The immersion process wasn’t an easy one, and even after four months in the neighborhood, Willcocks still runs into resistance and questioning looks from patrons and employees. It took some time for the community to accept a middle-aged Australian woman snooping around their barbershops and snapping pictures of them getting haircuts. But slowly, the distrust, confusion—and in some cases outright hostility—have given way to curiosity. Every person she draws a picture of gets a copy of it, many of which end in frames at the shop or at their homes. She keeps her door unlocked so people passing by the storefront can walk in. They’re free to watch her work, turning area barbers into animations, or even get a free hands-on art lesson. She only asks one thing in return.
“They’ve got to let me take their picture,” Willcocks said.
The Australian native has made a career of traveling the world and displaying her artwork publicly. The spectrum of where her work has been displayed stretches from the High Museum of Art in Atlanta (where she lived before moving to Los Angeles) to the streets of Southern California. Armed with a backpack, video projector and radio transmitter, Willcocks would project her animations on the sides of buildings, insides of stores and even at Long Beach SoundWalk. Now, the window into her art is double sided, the community looking in, and Willcocks looking out into the non-stop traffic of people on North Atlantic.
The signage from the previous business that existed at her cramped storefront-studio still hangs in the windows. In the middle of the tiny unit that she rents for $500 a month sits an easel and a table littered with art supplies, all of which she tears down at the end of the night because of prior theft. There have been mothers, gang members and drunks who have stumbled into her studio, all of whom she welcomes as long as they pay the price of letting her photograph them.

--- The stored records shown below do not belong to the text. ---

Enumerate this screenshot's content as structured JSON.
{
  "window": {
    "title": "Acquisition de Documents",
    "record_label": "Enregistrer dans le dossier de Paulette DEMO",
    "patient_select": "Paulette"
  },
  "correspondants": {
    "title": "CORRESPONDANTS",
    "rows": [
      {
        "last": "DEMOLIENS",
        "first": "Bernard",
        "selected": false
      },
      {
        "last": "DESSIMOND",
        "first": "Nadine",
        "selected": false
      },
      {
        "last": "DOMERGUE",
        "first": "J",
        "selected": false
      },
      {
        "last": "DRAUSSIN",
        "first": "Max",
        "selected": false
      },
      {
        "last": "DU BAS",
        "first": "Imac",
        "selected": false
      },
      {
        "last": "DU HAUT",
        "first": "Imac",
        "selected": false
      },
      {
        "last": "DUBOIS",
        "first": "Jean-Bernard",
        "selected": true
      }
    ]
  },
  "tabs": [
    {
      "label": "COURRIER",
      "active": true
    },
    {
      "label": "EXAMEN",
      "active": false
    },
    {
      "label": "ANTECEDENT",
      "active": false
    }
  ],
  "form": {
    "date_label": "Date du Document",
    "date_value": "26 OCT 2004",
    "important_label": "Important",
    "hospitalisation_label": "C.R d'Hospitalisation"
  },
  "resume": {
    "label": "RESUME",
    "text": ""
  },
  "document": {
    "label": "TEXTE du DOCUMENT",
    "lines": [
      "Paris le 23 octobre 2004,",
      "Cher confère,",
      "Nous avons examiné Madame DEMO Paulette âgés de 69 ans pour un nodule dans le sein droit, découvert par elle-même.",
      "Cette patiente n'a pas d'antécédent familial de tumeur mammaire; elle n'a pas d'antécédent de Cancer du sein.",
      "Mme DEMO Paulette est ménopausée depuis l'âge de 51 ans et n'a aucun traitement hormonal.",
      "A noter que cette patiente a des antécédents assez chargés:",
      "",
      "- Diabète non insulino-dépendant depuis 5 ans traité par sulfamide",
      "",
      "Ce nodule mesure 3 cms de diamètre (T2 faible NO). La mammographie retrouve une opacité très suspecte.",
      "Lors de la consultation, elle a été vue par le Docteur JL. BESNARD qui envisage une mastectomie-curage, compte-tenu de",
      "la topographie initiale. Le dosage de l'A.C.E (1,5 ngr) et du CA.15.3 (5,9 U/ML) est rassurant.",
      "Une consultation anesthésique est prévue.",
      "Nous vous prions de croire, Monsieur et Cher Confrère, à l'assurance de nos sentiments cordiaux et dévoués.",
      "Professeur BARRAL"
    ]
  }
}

She admits that as an artist, she’s done a lot of stupid things in her career, and perhaps immersing herself into such an extreme “other” environment may have been one of them. In addition to being robbed, there have been fights inside and outside of her studio, ones she never could’ve stopped without Keith, the barber and default-bouncer next door. But in the process of trying to grasp barbershop culture, she discovered a community that was in need of exposure to art. They may not understand it, nor be meant to understand it, but art, to Willcocks, is for everyone.
“Art is very elitist and I don’t think it should be elitist,” Willcocks said. “It should be open to the public. Certainly sitting here in this shop front has opened my eyes to new ways of looking at art and how art can be a part of a community.”
And this neighborhood is where art needs to be the most open, which is why she chose it for her home base. “I can give more back to the community up here then I ever could in downtown,” Willcocks said.
With the A LOT initiative over and her project complete, Willcocks is hoping to keep the space for another year to continue to introduce curious pedestrians to the world of art. She’s in the process of trying to secure grants and is contemplating crowd-funding options to make keeping the studio space financially realistic. But as long as she can afford the space, she’ll continue taking pictures, sketching portraits of people who step into her shop, and easing herself into the culture of the "other."
“I have so many people just stop and look in my window, stop and ask me what am I doing? How do I do it? And I think that’s so important as sort of a starting point to introduce them to art. And not art to make money, not art to do anything, but art as a cultural experience.”